Le piège de l’impuissance nous conduit à penser :
est-il judicieux d'essayer de changer tout cela ? Pouvons-nous faire quelque
chose face à cette situation ? Vaut-il la peine d'essayer, si le monde continue sa
danse carnavalesque, déguisant tout pendant un certain temps ? Cependant, quand le masque
tombe, la vérité apparait, et bien que pour beaucoup cela semble anachronique
de le dire, le péché réapparait, blessant notre chair avec toute sa force
destructrice et révolutionnant les destinées du monde et de l'histoire.

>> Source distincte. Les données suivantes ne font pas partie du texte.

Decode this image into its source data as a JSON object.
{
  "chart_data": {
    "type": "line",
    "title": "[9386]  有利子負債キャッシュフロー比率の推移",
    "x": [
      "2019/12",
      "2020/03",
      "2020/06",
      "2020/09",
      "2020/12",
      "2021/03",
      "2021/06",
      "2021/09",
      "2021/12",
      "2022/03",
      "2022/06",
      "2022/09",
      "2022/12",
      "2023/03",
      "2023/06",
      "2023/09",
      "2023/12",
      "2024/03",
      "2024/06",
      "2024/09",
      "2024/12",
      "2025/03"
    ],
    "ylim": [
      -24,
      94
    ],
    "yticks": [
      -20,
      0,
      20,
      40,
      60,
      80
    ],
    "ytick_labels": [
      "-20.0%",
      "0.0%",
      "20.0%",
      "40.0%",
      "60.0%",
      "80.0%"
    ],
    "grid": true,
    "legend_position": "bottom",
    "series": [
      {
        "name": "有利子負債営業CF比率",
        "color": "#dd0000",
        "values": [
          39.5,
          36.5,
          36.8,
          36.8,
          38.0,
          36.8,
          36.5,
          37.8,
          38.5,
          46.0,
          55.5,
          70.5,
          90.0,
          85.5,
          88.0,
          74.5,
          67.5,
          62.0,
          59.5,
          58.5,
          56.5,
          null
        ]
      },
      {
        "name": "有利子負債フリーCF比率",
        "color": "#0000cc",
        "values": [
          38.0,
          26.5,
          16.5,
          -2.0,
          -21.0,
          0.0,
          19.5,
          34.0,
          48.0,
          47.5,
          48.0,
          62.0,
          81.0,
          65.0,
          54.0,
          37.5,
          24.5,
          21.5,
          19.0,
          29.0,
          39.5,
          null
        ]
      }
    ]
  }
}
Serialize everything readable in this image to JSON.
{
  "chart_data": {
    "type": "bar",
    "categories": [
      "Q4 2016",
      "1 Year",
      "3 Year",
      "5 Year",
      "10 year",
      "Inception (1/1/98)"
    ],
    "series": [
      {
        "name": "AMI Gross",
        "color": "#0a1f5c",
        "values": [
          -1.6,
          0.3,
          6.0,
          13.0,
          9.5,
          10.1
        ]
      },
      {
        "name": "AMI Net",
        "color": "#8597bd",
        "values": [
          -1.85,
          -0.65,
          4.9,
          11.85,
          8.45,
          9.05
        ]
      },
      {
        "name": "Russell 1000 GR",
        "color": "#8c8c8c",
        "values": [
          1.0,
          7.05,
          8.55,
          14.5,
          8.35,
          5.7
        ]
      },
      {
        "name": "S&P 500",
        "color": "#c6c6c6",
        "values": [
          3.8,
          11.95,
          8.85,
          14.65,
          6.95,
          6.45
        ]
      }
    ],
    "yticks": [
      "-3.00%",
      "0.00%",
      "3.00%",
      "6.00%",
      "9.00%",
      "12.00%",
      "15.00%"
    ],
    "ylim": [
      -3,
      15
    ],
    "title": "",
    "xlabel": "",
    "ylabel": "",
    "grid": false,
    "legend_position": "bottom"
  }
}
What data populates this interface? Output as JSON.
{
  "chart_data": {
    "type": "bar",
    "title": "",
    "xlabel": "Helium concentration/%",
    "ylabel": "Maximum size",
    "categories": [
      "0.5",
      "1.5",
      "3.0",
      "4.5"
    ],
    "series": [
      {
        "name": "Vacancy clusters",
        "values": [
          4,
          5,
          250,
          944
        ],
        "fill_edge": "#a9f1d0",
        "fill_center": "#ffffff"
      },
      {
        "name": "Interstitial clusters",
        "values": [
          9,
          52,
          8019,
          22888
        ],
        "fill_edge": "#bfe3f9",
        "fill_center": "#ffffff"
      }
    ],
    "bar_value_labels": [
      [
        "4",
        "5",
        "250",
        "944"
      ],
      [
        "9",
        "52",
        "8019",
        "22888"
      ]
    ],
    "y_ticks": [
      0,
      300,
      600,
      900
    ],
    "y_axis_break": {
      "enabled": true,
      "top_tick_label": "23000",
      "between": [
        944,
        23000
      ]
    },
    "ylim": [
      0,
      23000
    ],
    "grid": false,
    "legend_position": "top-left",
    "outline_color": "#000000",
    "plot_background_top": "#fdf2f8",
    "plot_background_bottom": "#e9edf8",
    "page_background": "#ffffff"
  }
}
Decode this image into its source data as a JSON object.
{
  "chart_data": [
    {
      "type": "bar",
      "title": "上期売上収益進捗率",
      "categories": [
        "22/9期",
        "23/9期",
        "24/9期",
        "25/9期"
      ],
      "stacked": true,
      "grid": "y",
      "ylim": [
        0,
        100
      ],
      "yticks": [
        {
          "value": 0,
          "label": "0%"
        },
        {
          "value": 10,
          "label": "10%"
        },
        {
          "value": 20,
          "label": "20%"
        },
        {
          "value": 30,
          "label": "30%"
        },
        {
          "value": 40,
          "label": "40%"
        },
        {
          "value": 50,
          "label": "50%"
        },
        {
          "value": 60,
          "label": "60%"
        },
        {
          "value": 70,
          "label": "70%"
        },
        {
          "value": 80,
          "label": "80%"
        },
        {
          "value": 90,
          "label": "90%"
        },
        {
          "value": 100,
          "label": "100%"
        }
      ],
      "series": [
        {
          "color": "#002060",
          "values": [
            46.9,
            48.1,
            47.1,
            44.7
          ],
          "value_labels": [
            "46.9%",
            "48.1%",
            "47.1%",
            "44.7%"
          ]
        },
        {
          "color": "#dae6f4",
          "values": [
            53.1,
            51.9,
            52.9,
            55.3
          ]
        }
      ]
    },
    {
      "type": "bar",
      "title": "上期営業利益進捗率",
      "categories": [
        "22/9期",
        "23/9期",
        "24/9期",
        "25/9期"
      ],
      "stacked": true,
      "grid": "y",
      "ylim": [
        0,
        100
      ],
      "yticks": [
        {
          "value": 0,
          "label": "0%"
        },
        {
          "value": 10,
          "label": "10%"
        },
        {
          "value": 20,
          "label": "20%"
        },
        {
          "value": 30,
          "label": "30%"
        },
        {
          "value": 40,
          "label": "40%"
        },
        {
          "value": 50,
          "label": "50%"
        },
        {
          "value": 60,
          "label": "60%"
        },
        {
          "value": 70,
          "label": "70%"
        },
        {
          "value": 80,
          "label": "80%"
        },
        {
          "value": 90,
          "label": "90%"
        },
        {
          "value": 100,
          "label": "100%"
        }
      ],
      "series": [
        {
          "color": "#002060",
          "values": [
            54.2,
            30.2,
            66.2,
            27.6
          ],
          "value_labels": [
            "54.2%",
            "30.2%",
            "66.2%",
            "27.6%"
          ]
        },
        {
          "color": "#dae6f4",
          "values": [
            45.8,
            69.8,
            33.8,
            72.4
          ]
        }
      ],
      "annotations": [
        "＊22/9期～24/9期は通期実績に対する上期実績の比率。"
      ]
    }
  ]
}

Le Carême se présente à nous comme un cri de vérité
et d'espérance certaine qui vient vers nous et nous réponds, que oui, qu’il est
possible de ne pas se maquiller ni de montrer des sourires de façade comme si
rien n’était. Oui,
il est possible que tout soit nouveau et différent, parce que Dieu est toujours
« généreux en bonté et miséricorde, toujours prêt à pardonner » et Il nous
encourage à recommencer encore et encore. Aujourd'hui, à nouveau, nous
sommes invités à emprunter un chemin pascal vers la Vie, chemin qui inclut la
croix et le renoncement; il sera inconfortable mais fertile. Nous sommes invités à
reconnaître que quelque chose ne va pas bien en nous-mêmes, dans la société ou
dans l'Église, à changer, et prendre le virage de la conversion.
Aujourd’hui, les mots du prophète Joël sont forts
et nous mettent au défi: déchirez vos cœurs et non les vêtements :
convertissez-vous au Seigneur, votre Dieu. C’est une invitation pour
chacun, et personne n’en est exclu.
Déchirez vos cœurs et non les vêtements couvrant une pénitence artificielle sans garanties d'avenir.
Déchirez vos cœurs et non les vêtements d’un jeûne
formel et d’une satisfaction du devoir accompli.
Déchirez vos cœurs et non les vêtements d’une oraison superficielle
et égoïste n’atteignant pas les profondeurs de notre vie, pour pouvoir être touché par Dieu.
Déchirez vos cœurs pour dire, avec le Psalmiste :
« Nous avons péché ». La blessure de l'âme, c'est
le péché : oh pauvre blessé, reconnais ton Médecin ! Montre-lui les plaies de tes
fautes ! Et comme
nous ne pouvons Lui cacher nos pensées secrètes, laisse-Le entendre le cri de ton
cœur. Provoque-Lui
la compassion par tes larmes, ton insistance, dérange-Le ! Qu’Il entende tes soupirs, que
ta douleur L’atteigne pour qu’enfin, Il puisse te dire: " Le Seigneur a pardonné
ton péché "(Saint Grégoire Le Grand). Ceci est la réalité de notre
condition humaine. C’est la vérité qui peut nous rapprocher d’une authentique réconciliation…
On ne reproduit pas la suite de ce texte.